What do CEOs want from HR? The easy answer to this question is for the department to do its job without any problems arising that the rest of the C-suite will need to take care of, according to research from Henley Business School at the University of Reading. This response might seem harsh but sometimes the CEOs and other executives don't see how valuable a good HR department is for their business until personnel problems or labor issues occur, The Harvard Business Review noted. On the other hand, if everything runs without a hitch, then CEOs wonder what their HR managers are truly doing for the company as whole.

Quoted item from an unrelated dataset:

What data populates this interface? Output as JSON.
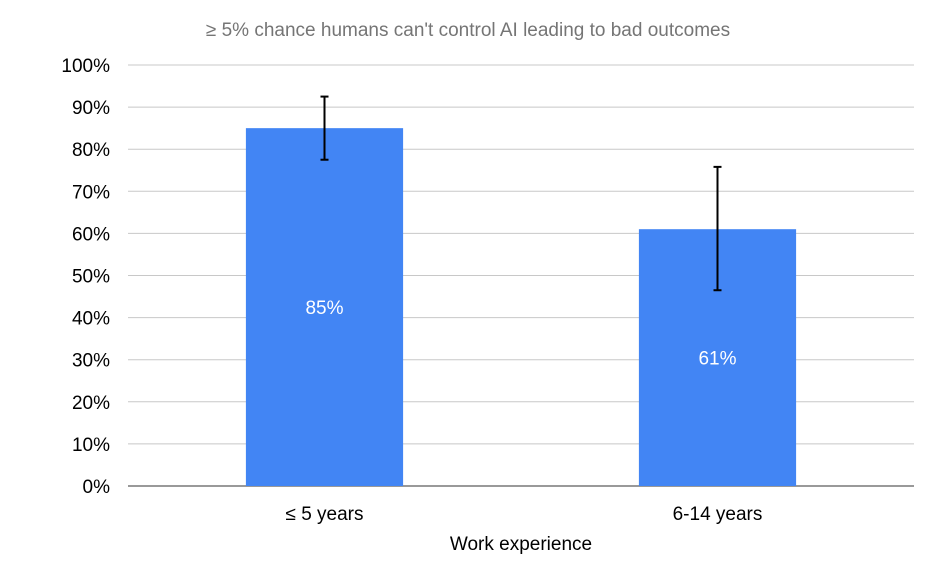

It can be a damned if you do, damned if you don't prospect for HR. However, there is something this department can do to regularly remind CEOs and chief financial officers just how vital they are to the overall business. HR must be more adept in embracing new technologies such as data analytics.
"Executives want to know HR has actionable data at their fingertips at all times."
Crunching the numbers
More and more executives want their HR departments to not only handle individual personnel situations and employee benefits, they also want them to think strategically and look at the bigger picture. To do this, HR needs data science solutions at its disposal. CEOs want the assistance of HR when making critical decisions, and a personnel department that's well-versed in data analytics can bring more to the C-suite table.
Executives want to know HR has actionable data at their fingertips at all times so they can identify gaps in personnel, where they should move certain employees and how to find the best talent quickly and efficiently.
What a CEO wants
The Society of Human Resource Management cited a study from CareerBuilder showing just how much data analysis is valued in HR and how it continues to be a game changer.
"HR is the new frontier for data science applications in business," Matt Ferguson told the SHRM. The CareerBuilder CEO and co-author of "The Talent Equation: Big Data Lessons for Navigating the Skills Gap and Building a Competitive Workforce" added the 88 executive respondents in the study wanted an HR department more adept with data analysis that can easily crunch the numbers.
All of this becomes even more vital as the economy improves and more companies look to compete for the same pool of talent.
"CEOs are looking for HR to be just as data-savvy and digitally savvy as other areas of the company and take quick, measurable actions that move the business toward its goals," Ferguson said in a press release cited by SHRM.
The CareerBuilder study noted 90 percent of CEOs agreed it's critical for HR to use data analytics, and 75 percent said it's essential to make more informed decisions about a company's workforce.In other words, executives want their HR departments to be more proactive and less reactive, and with the use of data analytics HR can do just that. HR that embraces workforce analytics and metrics gain a better understanding of their businesses' overall strategy. While this department is essential for the success of any business venture, HR must remove its blinders to understand how the decisions it makes affect the company as a whole and how these accords keep the venture moving forward.
What executives expect
Contemporary HR departments have their work cut out for them. Unlike other executives who may focus solely on the financials of the business, the chief human resources officer must straddle two fences to please CEOs and CFOs. Those working in HR both need to be people persons as well as number crunchers when it comes down to it. They handle face-to-face communication to smooth out problematic personnel situations, but executives want HR to switch its thinking to consider the numbers. HR must not only fill job vacancies, it also needs to do everything it usually accomplishes while keeping the business's long-term goals in mind.